Trinidad,Colorado
Its development
Between 1821 and 1880, the Santa Fe Trail was primarily a commercial highway connecting Missouri and Santa Fe, New Mexico used by both Mexican and American traders until 1846, when the Mexican-American War began.
A few months later, America’s Army of the West followed the Santa Fe Trail westward to successfully invade Mexico. After the Treaty of Guadalupe Hidalgo ended the war in 1848, the Santa Fe Trail became a national road connecting the more settled parts of the United States to the new southwest territories. Commercial freighting along the trail boomed, including considerable military freight hauling to supply the southwestern forts. The trail was also used by stagecoach lines, thousands of gold seekers heading to the California and Colorado gold fields, adventurers, missionaries, wealthy New Mexican families, and emigrants.
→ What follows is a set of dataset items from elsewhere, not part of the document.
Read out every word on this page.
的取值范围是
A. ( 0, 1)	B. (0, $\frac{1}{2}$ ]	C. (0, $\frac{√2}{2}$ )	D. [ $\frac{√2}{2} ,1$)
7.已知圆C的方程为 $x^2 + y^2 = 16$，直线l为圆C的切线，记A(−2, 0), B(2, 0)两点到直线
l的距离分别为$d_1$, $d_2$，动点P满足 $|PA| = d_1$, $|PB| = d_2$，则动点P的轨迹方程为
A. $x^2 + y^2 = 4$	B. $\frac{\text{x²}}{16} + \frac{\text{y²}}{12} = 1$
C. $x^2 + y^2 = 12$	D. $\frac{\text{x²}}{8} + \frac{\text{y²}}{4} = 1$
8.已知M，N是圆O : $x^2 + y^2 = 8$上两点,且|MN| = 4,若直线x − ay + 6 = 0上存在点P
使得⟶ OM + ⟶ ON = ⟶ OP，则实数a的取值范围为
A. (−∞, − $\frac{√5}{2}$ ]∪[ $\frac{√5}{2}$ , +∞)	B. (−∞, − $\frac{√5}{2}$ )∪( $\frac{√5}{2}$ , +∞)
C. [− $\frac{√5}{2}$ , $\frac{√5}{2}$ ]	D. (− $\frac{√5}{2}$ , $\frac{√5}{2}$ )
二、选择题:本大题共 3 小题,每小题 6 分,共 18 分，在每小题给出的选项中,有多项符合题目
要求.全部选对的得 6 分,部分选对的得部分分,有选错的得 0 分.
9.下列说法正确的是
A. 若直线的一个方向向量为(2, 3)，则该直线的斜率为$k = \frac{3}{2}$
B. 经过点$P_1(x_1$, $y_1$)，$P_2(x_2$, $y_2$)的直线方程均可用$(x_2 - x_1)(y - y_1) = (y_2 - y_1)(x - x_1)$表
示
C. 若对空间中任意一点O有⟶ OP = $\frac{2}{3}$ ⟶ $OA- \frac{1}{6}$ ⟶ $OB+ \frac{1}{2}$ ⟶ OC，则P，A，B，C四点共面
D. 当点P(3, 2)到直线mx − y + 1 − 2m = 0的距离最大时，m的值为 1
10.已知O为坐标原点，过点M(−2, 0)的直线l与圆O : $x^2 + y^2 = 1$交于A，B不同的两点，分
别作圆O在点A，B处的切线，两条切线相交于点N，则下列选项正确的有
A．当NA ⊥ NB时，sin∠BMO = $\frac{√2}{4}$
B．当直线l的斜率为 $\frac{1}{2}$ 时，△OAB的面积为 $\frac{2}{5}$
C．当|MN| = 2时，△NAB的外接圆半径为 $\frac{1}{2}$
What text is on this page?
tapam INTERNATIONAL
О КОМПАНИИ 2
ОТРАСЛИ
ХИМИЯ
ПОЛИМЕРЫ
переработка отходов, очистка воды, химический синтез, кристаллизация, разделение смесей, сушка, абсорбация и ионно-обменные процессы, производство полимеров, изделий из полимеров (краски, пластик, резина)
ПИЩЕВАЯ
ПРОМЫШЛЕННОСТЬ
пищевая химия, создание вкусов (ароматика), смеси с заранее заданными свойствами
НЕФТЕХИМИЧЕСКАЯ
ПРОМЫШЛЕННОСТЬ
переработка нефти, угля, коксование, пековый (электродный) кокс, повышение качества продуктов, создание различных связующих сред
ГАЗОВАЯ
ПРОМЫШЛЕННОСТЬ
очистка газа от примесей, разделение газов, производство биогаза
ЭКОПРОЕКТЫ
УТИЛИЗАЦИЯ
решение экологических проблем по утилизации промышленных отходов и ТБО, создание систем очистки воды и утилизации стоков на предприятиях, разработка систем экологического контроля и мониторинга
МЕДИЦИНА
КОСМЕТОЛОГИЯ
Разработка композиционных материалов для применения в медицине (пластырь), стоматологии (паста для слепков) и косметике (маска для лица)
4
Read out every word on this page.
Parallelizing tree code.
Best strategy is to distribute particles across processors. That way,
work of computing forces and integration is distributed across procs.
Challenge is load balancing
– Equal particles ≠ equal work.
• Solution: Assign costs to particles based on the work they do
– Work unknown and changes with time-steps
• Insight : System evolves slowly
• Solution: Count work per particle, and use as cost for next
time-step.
The Colorado portion of the Trail was known as the Mountain Branch and extended from the border of eastern Colorado near Lamar, southwesterly into Trinidad and over Raton Pass to Santa Fe, New Mexico. Want to learn more? Check out canyonsandplains.org.
...And its demise
In 1866, one year after the Civil War ended, an unprecedented period of railroad expansion began in the new state of Kansas. Within two years, rails had been laid across central Kansas, and by 1873, two different rail lines reached all the way into Colorado. In the early 1870s, three railroads competed to build rails over Raton Pass to serve the New Mexico market. The Atchison, Topeka, and Santa Fe Railroad prevailed and reached the top of Raton Pass in late 1878. In February 1880, the railroad reached Santa Fe, and with that, the Santa Fe Trail fell into disuse and slowly began fading into the past.